Although he hasn’t seen "Carnivale," Whedon isn’t sure that’s the show he would have made anyway.

"I’m very much of the ’make it dark, make it grim, make it tough,’" he says, "but then, for the love of God, tell a joke. Show some love. I can get by on that stuff. I like a hard world, but I like a hard world that molds good people and people with a sense of humor about the world they’re in.

"Otherwise, it’s unrelenting. People don’t live like that. Maybe I’m just a dumb softie — or a subtly brilliant softie. So subtle, in fact, that it cannot be picked up by human beings or any machines."

Rumors continue to fly about a "Firefly" movie, including talk that production would begin this month.

"That is delightful rumor," Whedon says. "That would be terrific except that that simply can’t happen. I’m a little busy, but I have hope. I am working on a script, and that’s all there is yet."
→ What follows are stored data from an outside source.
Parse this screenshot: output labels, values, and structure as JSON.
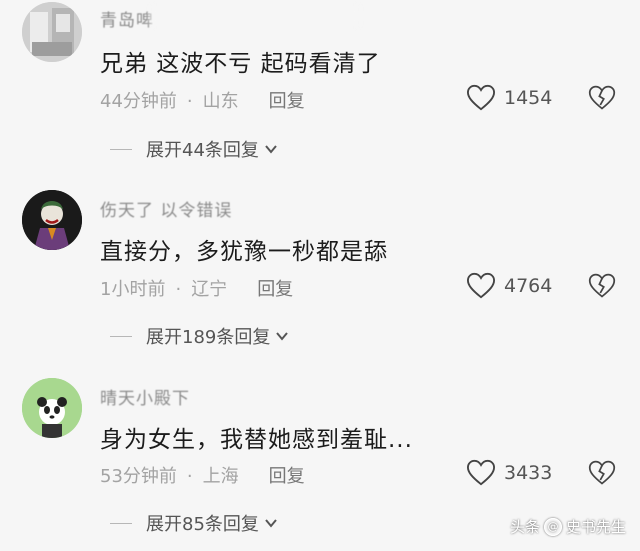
{
  "comments": [
    {
      "username": "青岛啤",
      "content": "兄弟  这波不亏  起码看清了",
      "time": "44分钟前",
      "location": "山东",
      "reply_label": "回复",
      "likes": "1454",
      "expand_label": "展开44条回复"
    },
    {
      "username": "伤天了 以令错误",
      "content": "直接分，多犹豫一秒都是舔",
      "time": "1小时前",
      "location": "辽宁",
      "reply_label": "回复",
      "likes": "4764",
      "expand_label": "展开189条回复"
    },
    {
      "username": "晴天小殿下",
      "content": "身为女生，我替她感到羞耻...",
      "time": "53分钟前",
      "location": "上海",
      "reply_label": "回复",
      "likes": "3433",
      "expand_label": "展开85条回复"
    }
  ],
  "watermark": {
    "source": "头条",
    "author": "史书先生"
  },
  "icons": {
    "like": "heart-outline-icon",
    "dislike": "broken-heart-icon",
    "expand": "chevron-down-icon"
  }
}
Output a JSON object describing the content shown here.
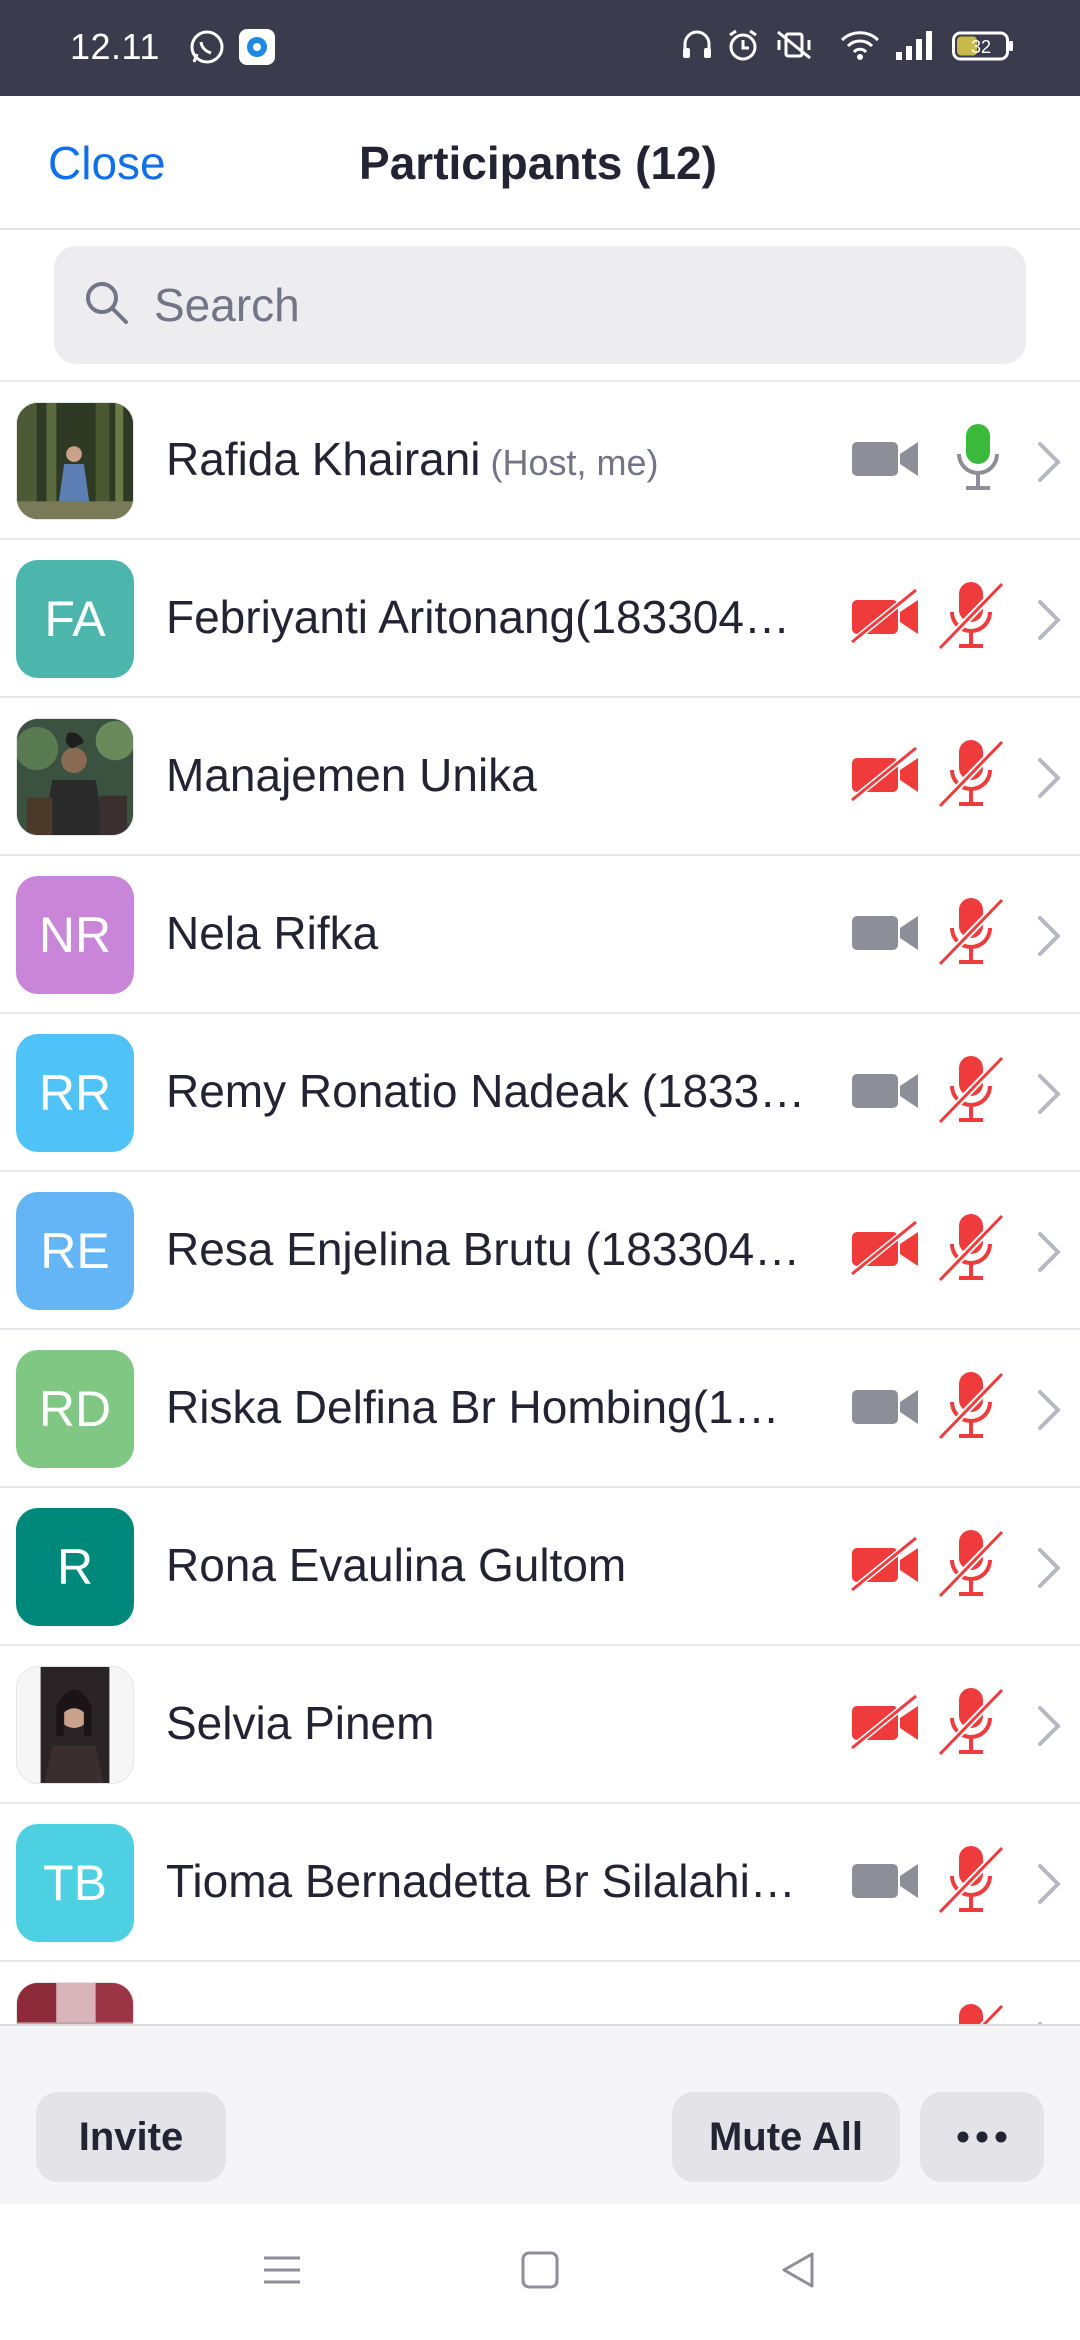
{
  "status_bar": {
    "time": "12.11",
    "battery": "32",
    "icons": [
      "whatsapp-icon",
      "app-notification-icon",
      "headphones-icon",
      "alarm-icon",
      "vibrate-off-icon",
      "wifi-icon",
      "signal-icon",
      "battery-icon"
    ]
  },
  "header": {
    "close_label": "Close",
    "title": "Participants (12)"
  },
  "search": {
    "placeholder": "Search"
  },
  "colors": {
    "accent": "#0e71eb",
    "muted_red": "#ef3b3b",
    "mic_active_green": "#3bb93a",
    "icon_gray": "#8e8e98"
  },
  "participants": [
    {
      "name": "Rafida Khairani",
      "role": "(Host, me)",
      "avatar_type": "photo",
      "video": "on",
      "audio": "active"
    },
    {
      "name": "Febriyanti Aritonang(183304…",
      "initials": "FA",
      "avatar_color": "#4db6ac",
      "video": "off",
      "audio": "muted"
    },
    {
      "name": "Manajemen Unika",
      "avatar_type": "photo",
      "video": "off",
      "audio": "muted"
    },
    {
      "name": "Nela Rifka",
      "initials": "NR",
      "avatar_color": "#c986d9",
      "video": "on",
      "audio": "muted"
    },
    {
      "name": "Remy Ronatio Nadeak (1833…",
      "initials": "RR",
      "avatar_color": "#4fc3f7",
      "video": "on",
      "audio": "muted"
    },
    {
      "name": "Resa Enjelina Brutu (183304…",
      "initials": "RE",
      "avatar_color": "#64b5f6",
      "video": "off",
      "audio": "muted"
    },
    {
      "name": "Riska Delfina Br Hombing(1…",
      "initials": "RD",
      "avatar_color": "#81c784",
      "video": "on",
      "audio": "muted"
    },
    {
      "name": "Rona Evaulina Gultom",
      "initials": "R",
      "avatar_color": "#00897b",
      "video": "off",
      "audio": "muted"
    },
    {
      "name": "Selvia Pinem",
      "avatar_type": "photo",
      "video": "off",
      "audio": "muted"
    },
    {
      "name": "Tioma Bernadetta Br Silalahi…",
      "initials": "TB",
      "avatar_color": "#4dd0e1",
      "video": "on",
      "audio": "muted"
    }
  ],
  "actions": {
    "invite_label": "Invite",
    "mute_all_label": "Mute All",
    "more_label": "···"
  },
  "nav": [
    "menu-icon",
    "home-icon",
    "back-icon"
  ]
}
Asked what he learned from his "Firefly" experience, Whedon says, "Don’t tell your actors you’re going to run for seven years when you’re not. Make sure that the people buying your show actually want it. That was a big one.

"Apart from that, hire people in all walks — crew, cast, staff — that inspire you and get along and realize that the process of making this show is going to take up as much of their lives as the product. Every single day on ’Firefly,’ it was a damn good time, and I believe that shows up on screen."

For those who still resist the idea of putting Western conventions in outer space, Whedon says, "It’s all ’Stagecoach.’ At the end of the day, whether or not there are horses — which, in my case, there were — it’s all ’Stagecoach.’

"You take people, you put them on a journey, you give them peril, you find out who they really are. If there’s any kind of fiction better than that, I don’t know what it is."